In the town where I was born, lived a man who sailed to sea
And he told us of his life, in the land of submarine
So we sailed up to the sun ‘til we found the sea of green
And we lived beneath the waves in on yellow submarine.

 
We all live in a yellow submarine
Yellow submarine, yellow submarine
We all live in a yellow submarine
Yellow submarine, yellow submarine

 
Certo, alla fine la canzone non era male, ma a disturbarla era proprio che fosse un coro di persone che stonavano e starnazzavano come oche giulive. Perché non si era portata dietro il suo iPod?! Maledizione, non doveva scordarselo a casa… non vi era modo per coprire quelle ovazioni e quei “marine” e ancora “marine” che facevano da eco ai ritardatari che non andavano neanche a tempo.

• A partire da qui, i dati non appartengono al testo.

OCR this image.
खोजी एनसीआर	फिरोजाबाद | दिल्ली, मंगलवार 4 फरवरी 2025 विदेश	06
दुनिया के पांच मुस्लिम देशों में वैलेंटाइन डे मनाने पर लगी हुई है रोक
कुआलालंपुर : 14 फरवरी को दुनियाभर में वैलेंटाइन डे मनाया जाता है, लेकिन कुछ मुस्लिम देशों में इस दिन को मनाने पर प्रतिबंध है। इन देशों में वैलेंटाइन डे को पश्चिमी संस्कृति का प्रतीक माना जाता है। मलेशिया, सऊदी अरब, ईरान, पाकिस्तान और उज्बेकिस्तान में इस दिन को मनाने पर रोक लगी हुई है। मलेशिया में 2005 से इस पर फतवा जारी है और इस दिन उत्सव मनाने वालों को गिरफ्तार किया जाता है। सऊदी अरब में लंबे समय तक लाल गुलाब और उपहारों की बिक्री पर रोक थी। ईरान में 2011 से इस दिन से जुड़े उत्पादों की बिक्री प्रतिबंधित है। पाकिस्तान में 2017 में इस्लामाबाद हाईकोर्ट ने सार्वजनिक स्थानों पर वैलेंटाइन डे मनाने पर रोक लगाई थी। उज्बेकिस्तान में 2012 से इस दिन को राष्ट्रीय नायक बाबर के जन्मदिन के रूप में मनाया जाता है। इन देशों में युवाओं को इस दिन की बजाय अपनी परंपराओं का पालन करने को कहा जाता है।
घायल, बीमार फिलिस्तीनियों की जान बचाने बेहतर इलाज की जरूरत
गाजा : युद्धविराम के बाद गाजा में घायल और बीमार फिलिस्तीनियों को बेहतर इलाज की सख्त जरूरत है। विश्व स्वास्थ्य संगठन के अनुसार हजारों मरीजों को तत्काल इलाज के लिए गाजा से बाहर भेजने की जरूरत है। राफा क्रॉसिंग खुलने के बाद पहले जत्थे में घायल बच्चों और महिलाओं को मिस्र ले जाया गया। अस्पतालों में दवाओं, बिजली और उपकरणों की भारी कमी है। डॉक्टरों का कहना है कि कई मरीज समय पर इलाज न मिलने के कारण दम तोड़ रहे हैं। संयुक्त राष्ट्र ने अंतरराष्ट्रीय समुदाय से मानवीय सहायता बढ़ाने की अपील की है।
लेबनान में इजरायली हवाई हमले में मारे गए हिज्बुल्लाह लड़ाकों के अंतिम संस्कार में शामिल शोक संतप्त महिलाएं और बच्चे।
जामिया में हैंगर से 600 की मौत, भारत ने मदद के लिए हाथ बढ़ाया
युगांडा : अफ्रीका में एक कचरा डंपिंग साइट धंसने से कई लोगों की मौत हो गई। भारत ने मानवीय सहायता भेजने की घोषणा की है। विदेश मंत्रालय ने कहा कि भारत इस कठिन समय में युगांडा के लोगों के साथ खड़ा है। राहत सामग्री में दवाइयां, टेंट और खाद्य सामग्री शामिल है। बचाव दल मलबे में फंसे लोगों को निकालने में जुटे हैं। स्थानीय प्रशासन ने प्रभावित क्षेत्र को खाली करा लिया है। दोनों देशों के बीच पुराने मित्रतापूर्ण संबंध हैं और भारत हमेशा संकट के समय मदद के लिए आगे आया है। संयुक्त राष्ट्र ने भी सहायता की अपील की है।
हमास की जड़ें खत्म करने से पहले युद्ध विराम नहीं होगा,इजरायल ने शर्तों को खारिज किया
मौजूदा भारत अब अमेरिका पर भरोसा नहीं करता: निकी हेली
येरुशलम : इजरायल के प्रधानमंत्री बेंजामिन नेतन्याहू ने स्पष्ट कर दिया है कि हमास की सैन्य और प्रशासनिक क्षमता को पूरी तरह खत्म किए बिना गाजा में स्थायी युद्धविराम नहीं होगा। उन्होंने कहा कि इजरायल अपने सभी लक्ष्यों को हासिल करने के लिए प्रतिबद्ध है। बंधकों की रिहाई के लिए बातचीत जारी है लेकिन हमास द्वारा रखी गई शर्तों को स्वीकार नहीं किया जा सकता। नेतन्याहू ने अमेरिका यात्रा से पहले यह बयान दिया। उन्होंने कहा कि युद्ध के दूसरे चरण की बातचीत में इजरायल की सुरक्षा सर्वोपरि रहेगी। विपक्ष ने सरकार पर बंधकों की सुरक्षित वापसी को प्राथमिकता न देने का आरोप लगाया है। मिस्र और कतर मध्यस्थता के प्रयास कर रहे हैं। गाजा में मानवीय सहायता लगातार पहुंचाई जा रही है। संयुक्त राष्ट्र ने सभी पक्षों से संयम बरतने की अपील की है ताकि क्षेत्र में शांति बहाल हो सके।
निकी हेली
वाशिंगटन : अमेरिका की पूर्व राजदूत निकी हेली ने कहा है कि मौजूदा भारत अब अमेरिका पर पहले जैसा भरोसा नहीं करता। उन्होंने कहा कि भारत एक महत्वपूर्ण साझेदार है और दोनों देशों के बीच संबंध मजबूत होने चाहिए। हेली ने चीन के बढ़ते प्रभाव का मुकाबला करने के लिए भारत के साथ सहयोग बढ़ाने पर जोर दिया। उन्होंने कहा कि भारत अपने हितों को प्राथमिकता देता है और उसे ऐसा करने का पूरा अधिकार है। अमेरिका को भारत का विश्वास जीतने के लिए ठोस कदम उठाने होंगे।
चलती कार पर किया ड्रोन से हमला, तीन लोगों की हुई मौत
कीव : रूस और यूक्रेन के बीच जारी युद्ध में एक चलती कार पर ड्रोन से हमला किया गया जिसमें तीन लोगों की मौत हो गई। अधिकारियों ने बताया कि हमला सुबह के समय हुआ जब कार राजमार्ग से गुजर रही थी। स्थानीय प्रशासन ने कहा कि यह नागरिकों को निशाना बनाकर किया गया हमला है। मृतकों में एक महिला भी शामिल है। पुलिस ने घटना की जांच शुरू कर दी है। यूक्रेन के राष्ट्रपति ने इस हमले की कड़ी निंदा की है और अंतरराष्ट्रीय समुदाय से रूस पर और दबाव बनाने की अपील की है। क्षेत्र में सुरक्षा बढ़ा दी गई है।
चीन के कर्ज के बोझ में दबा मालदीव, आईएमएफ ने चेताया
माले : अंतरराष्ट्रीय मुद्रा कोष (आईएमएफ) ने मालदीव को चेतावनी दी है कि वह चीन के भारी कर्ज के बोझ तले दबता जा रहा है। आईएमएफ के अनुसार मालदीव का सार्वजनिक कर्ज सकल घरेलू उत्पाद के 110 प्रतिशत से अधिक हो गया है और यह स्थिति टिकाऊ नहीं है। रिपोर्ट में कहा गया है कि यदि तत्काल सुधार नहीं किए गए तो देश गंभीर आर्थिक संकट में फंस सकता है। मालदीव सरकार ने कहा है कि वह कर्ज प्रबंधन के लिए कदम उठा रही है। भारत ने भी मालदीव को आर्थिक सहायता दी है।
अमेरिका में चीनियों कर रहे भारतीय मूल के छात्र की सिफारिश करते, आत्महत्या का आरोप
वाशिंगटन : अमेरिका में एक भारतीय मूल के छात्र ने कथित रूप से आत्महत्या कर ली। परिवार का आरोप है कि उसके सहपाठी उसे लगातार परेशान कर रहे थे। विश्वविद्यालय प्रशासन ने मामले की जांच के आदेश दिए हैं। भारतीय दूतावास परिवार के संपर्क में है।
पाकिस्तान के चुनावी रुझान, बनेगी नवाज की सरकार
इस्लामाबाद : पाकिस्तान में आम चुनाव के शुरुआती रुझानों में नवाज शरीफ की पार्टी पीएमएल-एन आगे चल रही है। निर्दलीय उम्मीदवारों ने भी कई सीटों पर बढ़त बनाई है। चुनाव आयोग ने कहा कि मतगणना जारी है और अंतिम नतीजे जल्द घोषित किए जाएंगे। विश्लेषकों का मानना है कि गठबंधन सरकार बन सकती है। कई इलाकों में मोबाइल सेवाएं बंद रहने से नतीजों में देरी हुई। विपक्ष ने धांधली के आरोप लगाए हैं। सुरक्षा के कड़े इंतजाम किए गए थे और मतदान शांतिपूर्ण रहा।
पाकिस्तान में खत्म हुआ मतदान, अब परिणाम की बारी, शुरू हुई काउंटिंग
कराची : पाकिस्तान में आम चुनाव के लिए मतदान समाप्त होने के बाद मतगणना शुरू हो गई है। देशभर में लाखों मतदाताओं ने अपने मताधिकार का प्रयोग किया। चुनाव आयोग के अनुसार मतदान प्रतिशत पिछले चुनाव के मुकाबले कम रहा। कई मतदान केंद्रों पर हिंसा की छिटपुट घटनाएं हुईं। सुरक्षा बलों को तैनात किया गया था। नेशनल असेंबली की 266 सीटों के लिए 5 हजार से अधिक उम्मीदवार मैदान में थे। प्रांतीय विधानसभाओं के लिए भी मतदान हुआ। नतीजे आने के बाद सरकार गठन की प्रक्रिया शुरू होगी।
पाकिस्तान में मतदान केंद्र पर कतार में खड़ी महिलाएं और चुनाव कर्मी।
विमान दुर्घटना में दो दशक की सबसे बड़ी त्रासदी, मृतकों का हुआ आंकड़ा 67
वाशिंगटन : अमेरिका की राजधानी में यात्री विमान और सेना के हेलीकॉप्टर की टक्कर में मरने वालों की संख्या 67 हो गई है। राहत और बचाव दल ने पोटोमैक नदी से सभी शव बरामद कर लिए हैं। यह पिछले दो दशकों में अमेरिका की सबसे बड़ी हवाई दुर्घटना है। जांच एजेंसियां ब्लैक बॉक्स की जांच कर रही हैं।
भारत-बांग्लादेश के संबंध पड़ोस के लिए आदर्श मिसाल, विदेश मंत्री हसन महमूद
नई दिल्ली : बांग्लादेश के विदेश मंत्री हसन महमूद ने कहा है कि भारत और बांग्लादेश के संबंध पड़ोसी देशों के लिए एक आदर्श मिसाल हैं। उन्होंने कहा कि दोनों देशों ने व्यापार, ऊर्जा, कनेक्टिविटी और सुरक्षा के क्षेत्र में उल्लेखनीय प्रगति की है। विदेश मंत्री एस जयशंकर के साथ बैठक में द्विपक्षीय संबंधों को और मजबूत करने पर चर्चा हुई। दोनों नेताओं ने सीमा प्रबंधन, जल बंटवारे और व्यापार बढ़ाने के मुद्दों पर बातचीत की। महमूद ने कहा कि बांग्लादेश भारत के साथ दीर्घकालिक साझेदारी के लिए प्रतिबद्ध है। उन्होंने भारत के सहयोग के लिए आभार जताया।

Sciolse i propri lunghi codini neri e scivolò sul sedile, confortata dal fatto che almeno il suo arcinemico non stesse cantando. Se solo ci avesse provato sarebbe stato il suo ultimo giorno di vita, poco ma sicuro.
Chiuse gli occhi, cercando di immaginarsi AVROS, Rys, Nier e tutte le cose che l’aspettavano una volta tornata a casa, ma nulla. Non riuscì neanche a prendere sonno per il troppo casino.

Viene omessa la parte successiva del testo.